Let us say that such a problem has a minimax characterization, if there is another polynomial-time computable function $g$, such that $$\max_x f(x) = \min_y g(y)$$ holds. Here $x$ runs over all $n$-bit strings, and $y$ runs over all $m$-bit strings; $n$ and $m$ may be different, but they are polynomially related.
Numerous natural and important optimization problems have such minimax characterization.
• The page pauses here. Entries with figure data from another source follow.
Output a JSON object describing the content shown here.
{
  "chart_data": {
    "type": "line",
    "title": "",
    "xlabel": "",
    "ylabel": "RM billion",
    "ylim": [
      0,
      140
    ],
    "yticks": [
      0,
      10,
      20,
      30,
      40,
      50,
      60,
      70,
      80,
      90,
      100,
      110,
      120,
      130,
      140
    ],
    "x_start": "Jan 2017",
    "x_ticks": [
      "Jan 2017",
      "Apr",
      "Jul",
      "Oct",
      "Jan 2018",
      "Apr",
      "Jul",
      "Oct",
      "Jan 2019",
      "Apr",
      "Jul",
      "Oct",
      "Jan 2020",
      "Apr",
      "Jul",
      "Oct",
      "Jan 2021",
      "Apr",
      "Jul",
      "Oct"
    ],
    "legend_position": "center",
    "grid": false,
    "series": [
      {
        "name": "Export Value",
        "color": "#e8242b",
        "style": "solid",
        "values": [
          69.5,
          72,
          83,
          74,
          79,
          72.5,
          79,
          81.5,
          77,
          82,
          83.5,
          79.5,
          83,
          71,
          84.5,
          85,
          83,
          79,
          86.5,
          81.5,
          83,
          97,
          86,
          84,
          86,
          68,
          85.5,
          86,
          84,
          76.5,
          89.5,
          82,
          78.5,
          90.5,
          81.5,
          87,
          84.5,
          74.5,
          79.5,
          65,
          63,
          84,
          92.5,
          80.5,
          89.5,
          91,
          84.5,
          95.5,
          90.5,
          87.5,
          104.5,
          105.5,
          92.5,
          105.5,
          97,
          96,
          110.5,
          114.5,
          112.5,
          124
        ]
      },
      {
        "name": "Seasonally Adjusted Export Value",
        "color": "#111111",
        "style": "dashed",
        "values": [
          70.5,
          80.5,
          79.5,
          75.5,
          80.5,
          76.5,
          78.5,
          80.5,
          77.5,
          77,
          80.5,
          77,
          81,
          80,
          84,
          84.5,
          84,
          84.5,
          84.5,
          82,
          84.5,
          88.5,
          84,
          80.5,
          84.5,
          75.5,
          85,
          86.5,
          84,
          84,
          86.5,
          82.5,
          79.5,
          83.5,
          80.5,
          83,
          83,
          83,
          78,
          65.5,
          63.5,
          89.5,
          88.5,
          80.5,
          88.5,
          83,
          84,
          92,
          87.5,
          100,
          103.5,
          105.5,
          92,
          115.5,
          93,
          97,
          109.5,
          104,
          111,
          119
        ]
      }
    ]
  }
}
A few examples (the theorems on which the characterizations are based shown in parenthesis):
Linear Programming (LP Duality Thm), Maximum Flow (Max Flow Min Cut Thm), Max Bipartite Matching (Konig-Hall Thm), Max Non-Bipartite Matching (Tutte's Thm, Tutte-Berge formula), Max Disjoint Arborescences in directed graph (Edmond's Disjoint Branching Thm), Max Spanning Tree Packing in undirected graph (Tutte's Tree Packing Thm), Min Covering by Forests (Nash-Williams Thm), Max Directed Cut Packing (Lucchesi-Younger Thm), Max 2-Matroid Intersection (Matroid Intersection Thm), Max Disjoint Paths (Menger's Thm), Max Antichain in Partially Ordered Set (Dilworth Thm), and many others.
In all these examples, a polynomial-time algorithm is also available to find the optimum. My question:
Is there any optimization problem with a minimax characterization, for which no polynomial-time algorithm has been found so far?
Note: Linear Programming was in this status for about 30 years!